Not the this should make ANY DIFFERENCE AT ALL, but we are a family of white, Anglo-Saxons with Christian beliefs. I worry what will happen—in my county, my state my country—to other people whose “picture doesn’t look like them” according to one person?????


July 30, 2012, 10:38 a.m.

Barbara, I think the flaw in your logic is the assertion that there are politicians that stand for anything other than their own interests.  Despite rhetoric to the contrary, nobody gets themselves elected to government with the intent of getting themselves less authority.  It’d be like going to your boss and asking for a lower salary.

That’s the problem with a national-level voter ID law:  Once the ID is required, what else will it be required for and how will it be tracked?  Remember, it’s not too long ago when everybody you came in contact with asked for your Social Security Number to do business.

More generally, it’s worth pointing out that any law is a balance between false positives and false negatives.  In this case, that’s letting people vote illegally versus stopping legal voters.  A lack of a law allows all false positives.  Jim Crow would have many false negatives.  The question shouldn’t be “should we have to show ID,” but “what kind of law minimizes the chance of both errors?”

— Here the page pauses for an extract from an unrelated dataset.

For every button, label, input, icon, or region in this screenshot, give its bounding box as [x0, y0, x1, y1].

To Denise’s point, her situation is bad, but it’s not the fault of the concept.  It’s that the law puts too much power in the hands of someone who doesn’t care and ignores false negatives.  But you could have “weird” votes cast provisionally with a follow-up, for example, that would solve most problems.

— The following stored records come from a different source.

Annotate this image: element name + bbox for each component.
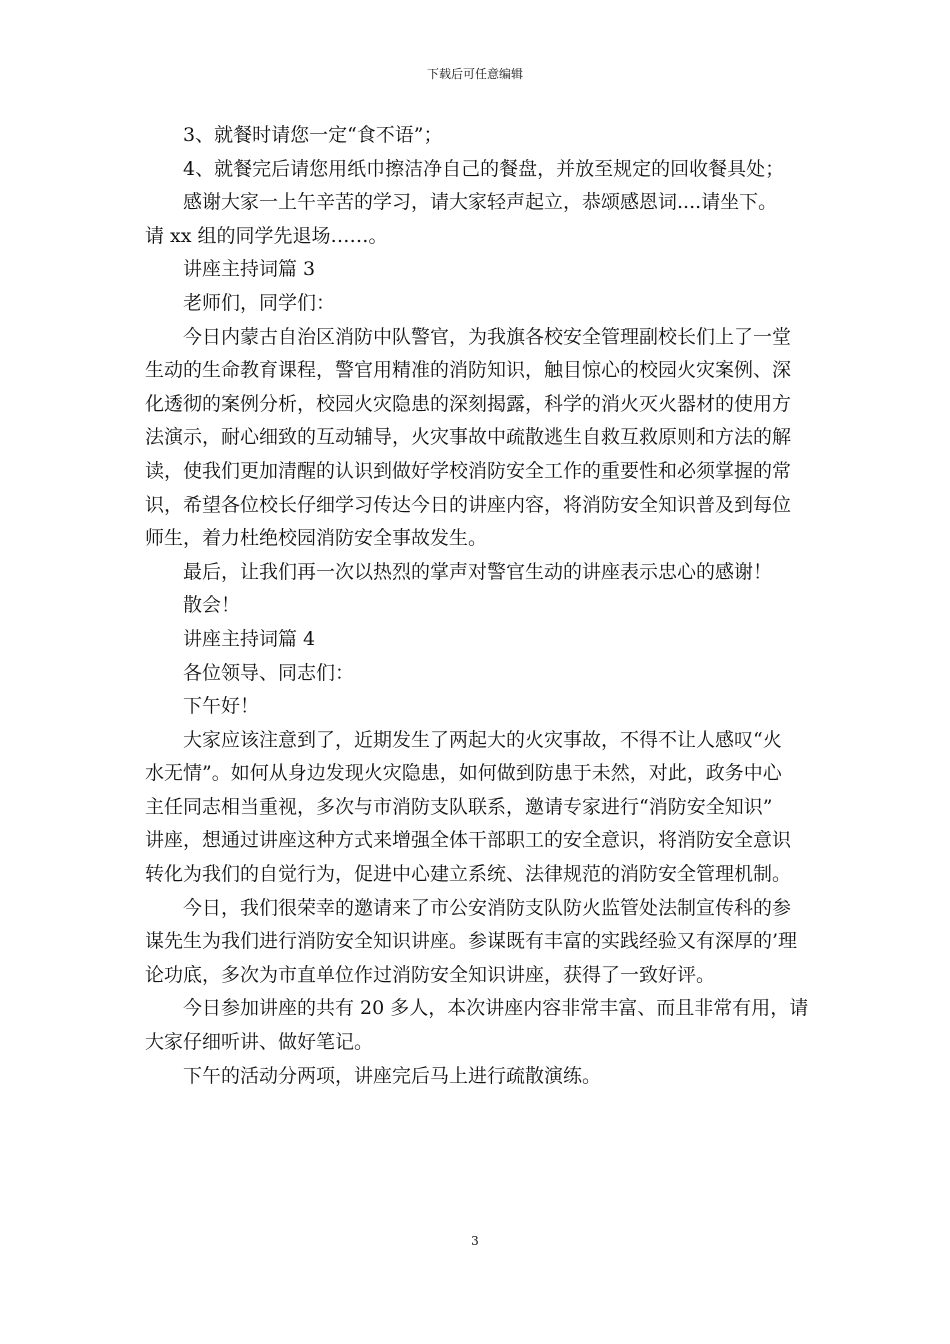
text-line: 4、就餐完后请您用纸巾擦洁净自己的餐盘，并放至规定的回收餐具处； [183, 157, 785, 180]
salutation: 老师们，同学们： [183, 291, 336, 314]
text-line: 转化为我们的自觉行为，促进中心建立系统、法律规范的消防安全管理机制。 [145, 863, 792, 886]
text-line: 谋先生为我们进行消防安全知识讲座。参谋既有丰富的实践经验又有深厚的’理 [145, 930, 798, 953]
document-body [145, 119, 809, 1093]
text-line: 大家应该注意到了，近期发生了两起大的火灾事故，不得不让人感叹“火 [183, 728, 782, 751]
text-line: 感谢大家一上午辛苦的学习，请大家轻声起立，恭颂感恩词....请坐下。 [183, 191, 778, 214]
section-heading: 讲座主持词篇 4 [183, 627, 316, 650]
text-line: 识，希望各位校长仔细学习传达今日的讲座内容，将消防安全知识普及到每位 [145, 493, 792, 516]
text-line: 论功底，多次为市直单位作过消防安全知识讲座，获得了一致好评。 [145, 963, 716, 986]
text-line: 3、就餐时请您一定“食不语”； [183, 124, 443, 146]
text-line: 水无情”。如何从身边发现火灾隐患，如何做到防患于未然，对此，政务中心 [145, 762, 782, 785]
page-number: 3 [471, 1234, 479, 1248]
text-line: 今日内蒙古自治区消防中队警官，为我旗各校安全管理副校长们上了一堂 [183, 325, 792, 348]
text-line: 主任同志相当重视，多次与市消防支队联系，邀请专家进行“消防安全知识” [145, 795, 773, 818]
text-line: 生动的生命教育课程，警官用精准的消防知识，触目惊心的校园火灾案例、深 [145, 359, 792, 382]
salutation: 各位领导、同志们： [183, 661, 355, 684]
text-line: 今日，我们很荣幸的邀请来了市公安消防支队防火监管处法制宣传科的参 [183, 896, 792, 919]
text-line: 散会！ [183, 594, 241, 617]
text-line: 大家仔细听讲、做好笔记。 [145, 1031, 374, 1054]
text-line: 最后，让我们再一次以热烈的掌声对警官生动的讲座表示忠心的感谢！ [183, 560, 773, 583]
text-line: 今日参加讲座的共有 20 多人，本次讲座内容非常丰富、而且非常有用，请 [183, 997, 809, 1020]
text-line: 下午的活动分两项，讲座完后马上进行疏散演练。 [183, 1064, 602, 1087]
text-line: 师生，着力杜绝校园消防安全事故发生。 [145, 527, 488, 550]
text-line: 读，使我们更加清醒的认识到做好学校消防安全工作的重要性和必须掌握的常 [145, 459, 792, 482]
section-heading: 讲座主持词篇 3 [183, 258, 316, 281]
text-line: 法演示，耐心细致的互动辅导，火灾事故中疏散逃生自救互救原则和方法的解 [145, 426, 792, 449]
page-header: 下载后可任意编辑 [426, 67, 523, 81]
text-line: 请 xx 组的同学先退场……。 [145, 224, 388, 247]
greeting: 下午好！ [183, 695, 260, 718]
text-line: 化透彻的案例分析，校园火灾隐患的深刻揭露，科学的消火灭火器材的使用方 [145, 392, 792, 415]
text-line: 讲座，想通过讲座这种方式来增强全体干部职工的安全意识，将消防安全意识 [145, 829, 792, 852]
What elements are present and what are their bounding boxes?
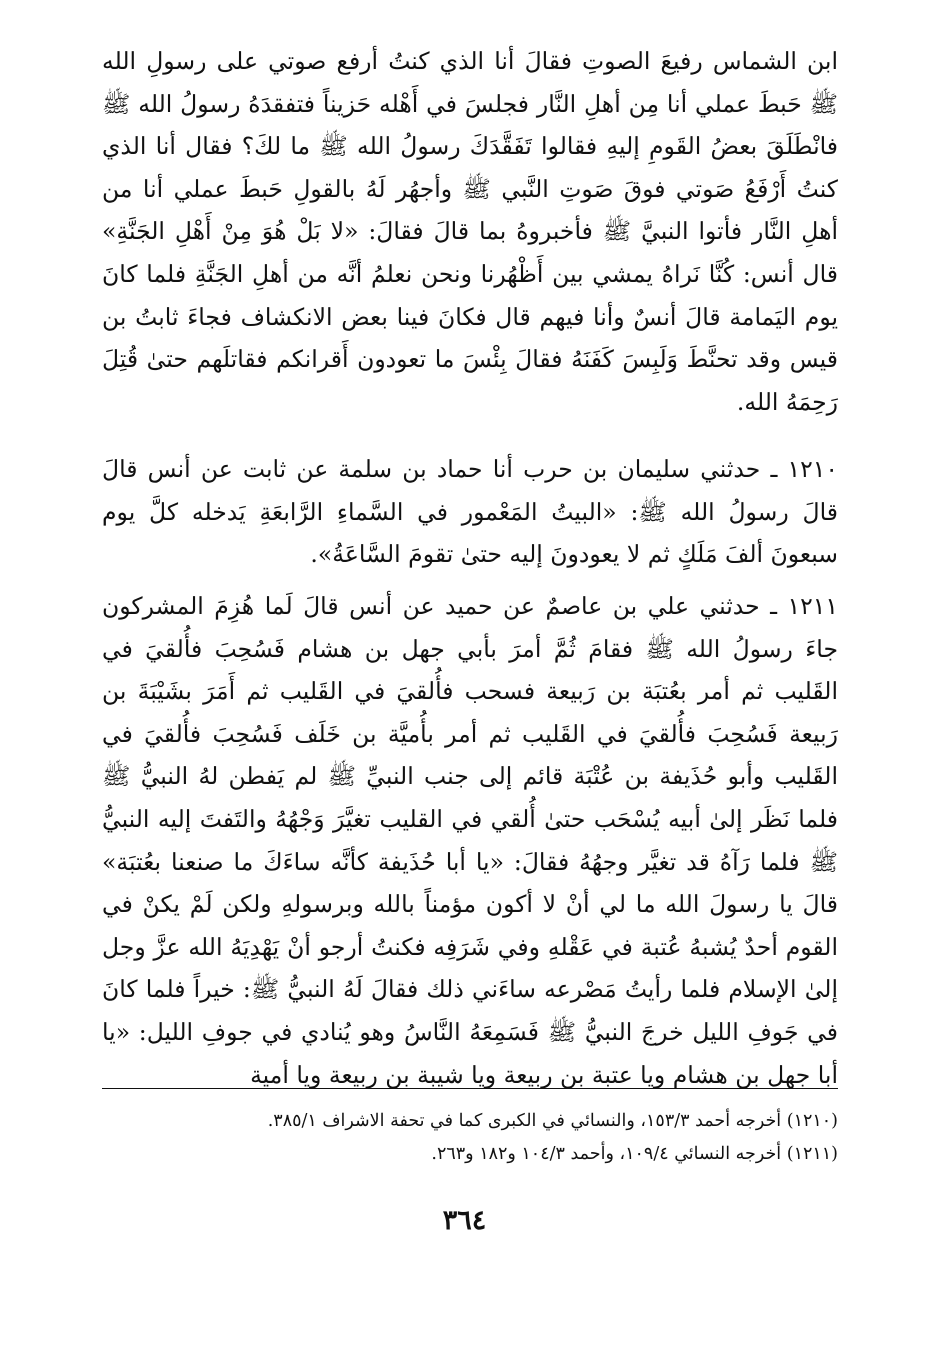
hadith-1210-paragraph [102,448,838,576]
hadith-1211-paragraph [102,585,838,1096]
hadith-continuation-paragraph [102,40,838,423]
paragraph-text: ١٢١٠ ـ حدثني سليمان بن حرب أنا حماد بن سلمة عن ثابت عن أنس قالَ قالَ رسولُ الله ﷺ: «البيتُ المَعْمور في السَّماءِ الرَّابعَةِ يَدخله كلَّ يوم سبعونَ ألفَ مَلَكٍ ثم لا يعودونَ إليه حتىٰ تقومَ السَّاعَةُ». [102,455,838,569]
paragraph-text: ابن الشماس رفيعَ الصوتِ فقالَ أنا الذي كنتُ أرفع صوتي على رسولِ الله ﷺ حَبطَ عملي أنا مِن أهلِ النَّار فجلسَ في أَهْله حَزيناً فتفقدَهُ رسولُ الله ﷺ فانْطَلَقَ بعضُ القَومِ إليهِ فقالوا تَفَقَّدَكَ رسولُ الله ﷺ ما لكَ؟ فقال أنا الذي كنتُ أَرْفَعُ صَوتي فوقَ صَوتِ النَّبي ﷺ وأجهُر لَهُ بالقولِ حَبطَ عملي أنا من أهلِ النَّار فأتوا النبيَّ ﷺ فأخبروهُ بما قالَ فقالَ: «لا بَلْ هُوَ مِنْ أَهْلِ الجَنَّةِ» قال أنس: كُنَّا نَراهُ يمشي بين أَظْهُرنا ونحن نعلمُ أنَّه من أهلِ الجَنَّةِ فلما كانَ يوم اليَمامة قالَ أنسٌ وأنا فيهم قال فكانَ فينا بعض الانكشاف فجاءَ ثابتُ بن قيس وقد تحنَّطَ وَلَبِسَ كَفَنَهُ فقالَ بِئْسَ ما تعودون أَقرانكم فقاتلَهم حتىٰ قُتِلَ رَحِمَهُ الله. [102,47,838,416]
footnote-1211: (١٢١١) أخرجه النسائي ١٠٩/٤، وأحمد ١٠٤/٣ و١٨٢ و٢٦٣. [431,1144,838,1164]
paragraph-text: ١٢١١ ـ حدثني علي بن عاصمٌ عن حميد عن أنس قالَ لَما هُزِمَ المشركون جاءَ رسولُ الله ﷺ فقامَ ثُمَّ أمرَ بأبي جهل بن هشام فَسُحِبَ فأُلقيَ في القَليب ثم أمر بعُتبَة بن رَبيعة فسحب فأُلقيَ في القَليب ثم أَمَرَ بشَيْبَةَ بن رَبيعة فَسُحِبَ فأُلقيَ في القَليب ثم أمر بأُميَّة بن خَلَف فَسُحِبَ فأُلقيَ في القَليب وأبو حُذَيفة بن عُتْبَة قائم إلى جنب النبيِّ ﷺ لم يَفطن لهُ النبيُّ ﷺ فلما نَظَر إلىٰ أبيه يُسْحَب حتىٰ أُلقي في القليب تغيَّرَ وَجْهُهُ والتَفتَ إليه النبيُّ ﷺ فلما رَآهُ قد تغيَّر وجهُهُ فقالَ: «يا أبا حُذَيفة كأنَّه ساءَكَ ما صنعنا بعُتبَة» قالَ يا رسولَ الله ما لي أنْ لا أكون مؤمناً بالله وبرسولهِ ولكن لَمْ يكنْ في القوم أحدٌ يُشبهُ عُتبة في عَقْلهِ وفي شَرَفِه فكنتُ أرجو أنْ يَهْدِيَهُ الله عزَّ وجل إلىٰ الإسلام فلما رأيتُ مَصْرعه ساءَني ذلك فقالَ لَهُ النبيُّ ﷺ: خيراً فلما كانَ في جَوفِ الليل خرجَ النبيُّ ﷺ فَسَمِعَهُ النَّاسُ وهو يُنادي في جوفِ الليل: «يا أبا جهل بن هشام ويا عتبة بن ربيعة ويا شيبة بن ربيعة ويا أمية [102,592,838,1089]
footnote-1210: (١٢١٠) أخرجه أحمد ١٥٣/٣، والنسائي في الكبرى كما في تحفة الاشراف ٣٨٥/١. [267,1111,838,1131]
footnotes [102,1105,838,1171]
footnote-divider [102,1088,838,1089]
page-number: ٣٦٤ [442,1205,487,1236]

But, as I said above, without transparency in vote-counting, none of these laws can make a difference.  Unless you can be sure your vote counted, your vote can be overturned by whoever does the counting or whoever writes/runs the program that does the counting.


July 30, 2012, 12:35 p.m.

MsMarie, it’s not that people do not have different types of photo id’s.  The issue is that in some states, like Texas, the proposed changes make so that even school/college photo id’s are invalid.  I agree with the use of a photo id of some sort, but not to the extent that many of these laws are taking it.